Lucie Champenois connue pour être la fossoyeuse des deux médiathèques musicales aura été récompensée puisqu'elle est désormais troisième maire adjointe chargée du logement et a été bombardée administratrice de Nanterre Coop Habitat , de quoi resserrer les liens entre mairie et office HLM et de faire encore plus douter de la transparence dans l'attribution des logements.
*Jean Kanapa était un vrai stalinien, tout est résumé dans cette chronique de Guillaume Erner sur France Culture
"Il incarne ce que l’on peut faire de pire dans l’extrémisme, la radicalité, la mauvaise foi apocalyptique… Je parle de Jean Kanapa, et dites-vous bien que si vous ne le connaissez pas, ce n’est que justice.
Cet homme a tout fait pour mériter d’être oublié, même si, en tant qu’incarnation de l’intellectuel sectaire et du politique venimeux il a encore tant à nous apprendre.

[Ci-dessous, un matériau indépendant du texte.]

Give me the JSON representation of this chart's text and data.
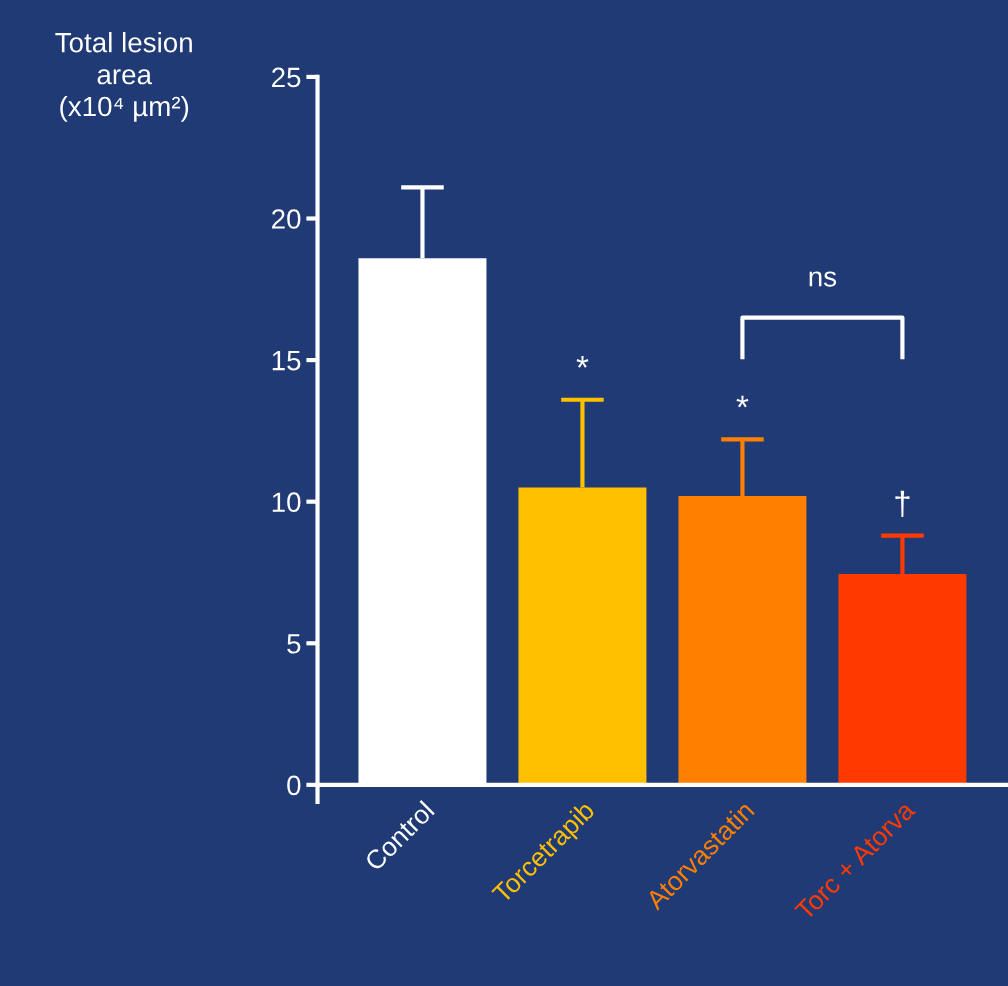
{
  "chart_data": {
    "type": "bar",
    "ylabel": "Total lesion\narea\n(x10⁴ µm²)",
    "categories": [
      "Control",
      "Torcetrapib",
      "Atorvastatin",
      "Torc + Atorva"
    ],
    "values": [
      18.6,
      10.5,
      10.2,
      7.45
    ],
    "colors": [
      "#ffffff",
      "#ffc000",
      "#ff7f00",
      "#ff3a00"
    ],
    "errors": [
      [
        18.6,
        21.1
      ],
      [
        10.5,
        13.6
      ],
      [
        10.2,
        12.2
      ],
      [
        7.45,
        8.8
      ]
    ],
    "ylim": [
      0,
      25
    ],
    "yticks": [
      0,
      5,
      10,
      15,
      20,
      25
    ],
    "grid": false,
    "legend": false,
    "annotations": [
      "*",
      "*",
      "†",
      "ns"
    ]
  }
}
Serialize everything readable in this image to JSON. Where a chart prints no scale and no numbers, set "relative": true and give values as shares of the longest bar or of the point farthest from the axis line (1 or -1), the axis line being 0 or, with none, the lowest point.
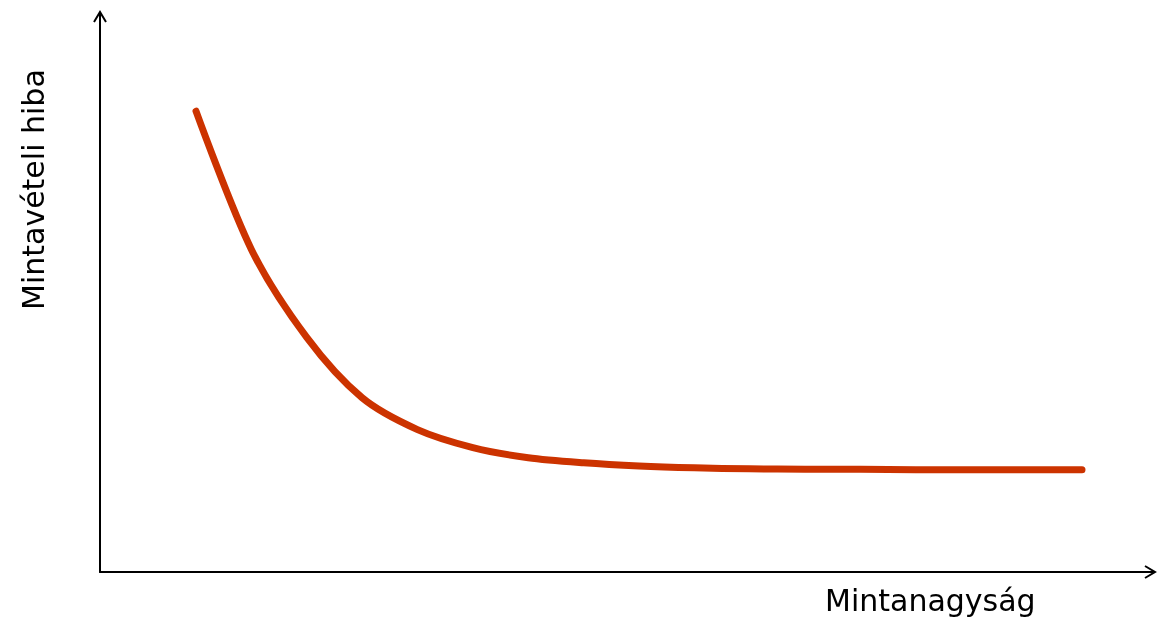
{
  "chart_data": {
    "type": "line",
    "xlabel": "Mintanagyság",
    "ylabel": "Mintavételi hiba",
    "relative": true,
    "categories": [
      null,
      null,
      null,
      null,
      null,
      null,
      null,
      null,
      null,
      null,
      null,
      null,
      null,
      null,
      null,
      null,
      null
    ],
    "series": [
      {
        "color": "#cc3300",
        "values": [
          1.0,
          0.7,
          0.509,
          0.378,
          0.309,
          0.27,
          0.248,
          0.237,
          0.23,
          0.226,
          0.224,
          0.223,
          0.223,
          0.222,
          0.222,
          0.222,
          0.222
        ]
      }
    ]
  }
}
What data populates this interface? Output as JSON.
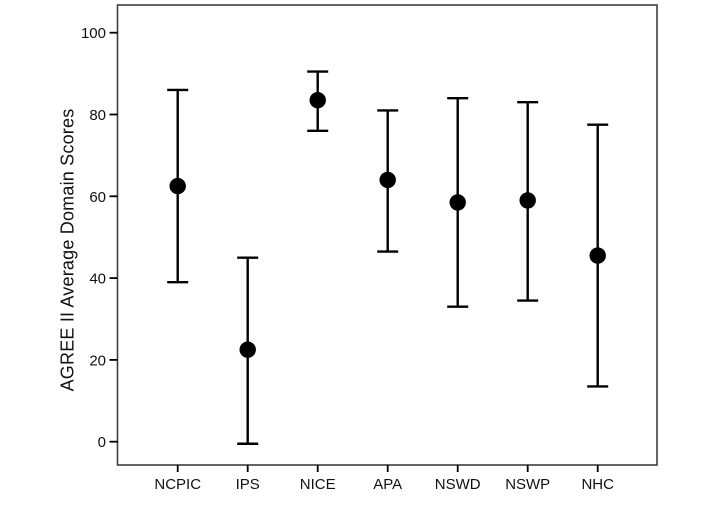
{
  "figure": {
    "background": "#ffffff",
    "ink_color": "#000000",
    "frame_color": "#3f3f3f",
    "text_color": "#111111"
  },
  "chart_data": {
    "type": "scatter",
    "subtype": "point-estimate-with-error-bars",
    "title": "",
    "xlabel": "",
    "ylabel": "AGREE II Average Domain Scores",
    "categories": [
      "NCPIC",
      "IPS",
      "NICE",
      "APA",
      "NSWD",
      "NSWP",
      "NHC"
    ],
    "series": [
      {
        "name": "Mean score",
        "values": [
          62.5,
          22.5,
          83.5,
          64.0,
          58.5,
          59.0,
          45.5
        ]
      },
      {
        "name": "Error lower",
        "values": [
          39.0,
          -0.5,
          76.0,
          46.5,
          33.0,
          34.5,
          13.5
        ]
      },
      {
        "name": "Error upper",
        "values": [
          86.0,
          45.0,
          90.5,
          81.0,
          84.0,
          83.0,
          77.5
        ]
      }
    ],
    "yticks": [
      0,
      20,
      40,
      60,
      80,
      100
    ],
    "ytick_labels": [
      "0",
      "20",
      "40",
      "60",
      "80",
      "100"
    ],
    "ylim": [
      -6,
      107
    ],
    "grid": false,
    "legend": "none",
    "marker": "filled-circle",
    "marker_color": "#000000"
  }
}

Jean Kanapa, né en 1921 et mort en 1978 n’était pas un communiste, il était stalinien, mais plus stalinien que Staline – et si vous voulez connaître cette vie faite d’attaques, de polémiques, de clash et de buzz, comme on dit aujourd’hui, vous pouvez lire la biographie que lui consacre Gérard Streiff
Biographiquement, le trajet de Kanapa était fascinant : fils de banquier, juif, Kanapa a mis toute son énergie à tenter de faire oublier qu’il était juif et fils de banquier pour devenir l’intellectuel organique du parti communiste. Lui, l’enfant de l’élite cosmopolite, il se devait de passer pour le plus français des ouvriers de Billancourt, juif il devait accepter sans ciller l’antisémitisme des staliniens en plein procès des blouses blanches.
Avec constance, Jean Kanapa prit la parole et la plume pour être le sniper du parti communiste français, il débitait les pires monstruosités en faisant semblant d’y croire. Comme le disait Edgar Morin lorsqu’il quitta le PCF : « Kanapa était devenu le symbole même du mal que nous dénoncions. Le kanapisme, poursuivait Morin, était une excroissance tératologique au sein de l’intelligentsia ».
Conservateur des infinis visages du mensonge, couvrant toutes les turpitudes des staliniens, érigeant mauvaise foi et fausse conscience en art de vivre, Kanapa s’en prenait sans relâche aux intellectuels de gauche, et notamment à Sartre. Il tacle à tout va, traite les uns d’intellectuel flic, les autres de hyène dactylographe. Sartre lui répond, « il faut plus d’une hirondelle pour ramener le printemps, plus d’un Kanapa pour déshonorer le parti ». Et Sartre de lâcher : le « seul crétin, c’est Kanapa ». Plus de trente ans plus tard, Libération,à sa mort annonce la nouvelle avec ces mots « la mort d’un crétin ». Oui mais voilà, Libération et Sartre avaient tort, Kanapa n’était pas un crétin, et de toute façon, les crétins ne meurent jamais.
Le seul aspect symphatique de Kanapa c'est que ses archives personnelles ne sont qu' histoires de femme, histoires de sexe, histoires de maris jaloux ( ce qui ne doit pas être du goût de nos élues féministes nanterriennes staliniennes) et les quatre romans qu'il ecrivit et qui n'avaient rien à voir avec le stalinisme.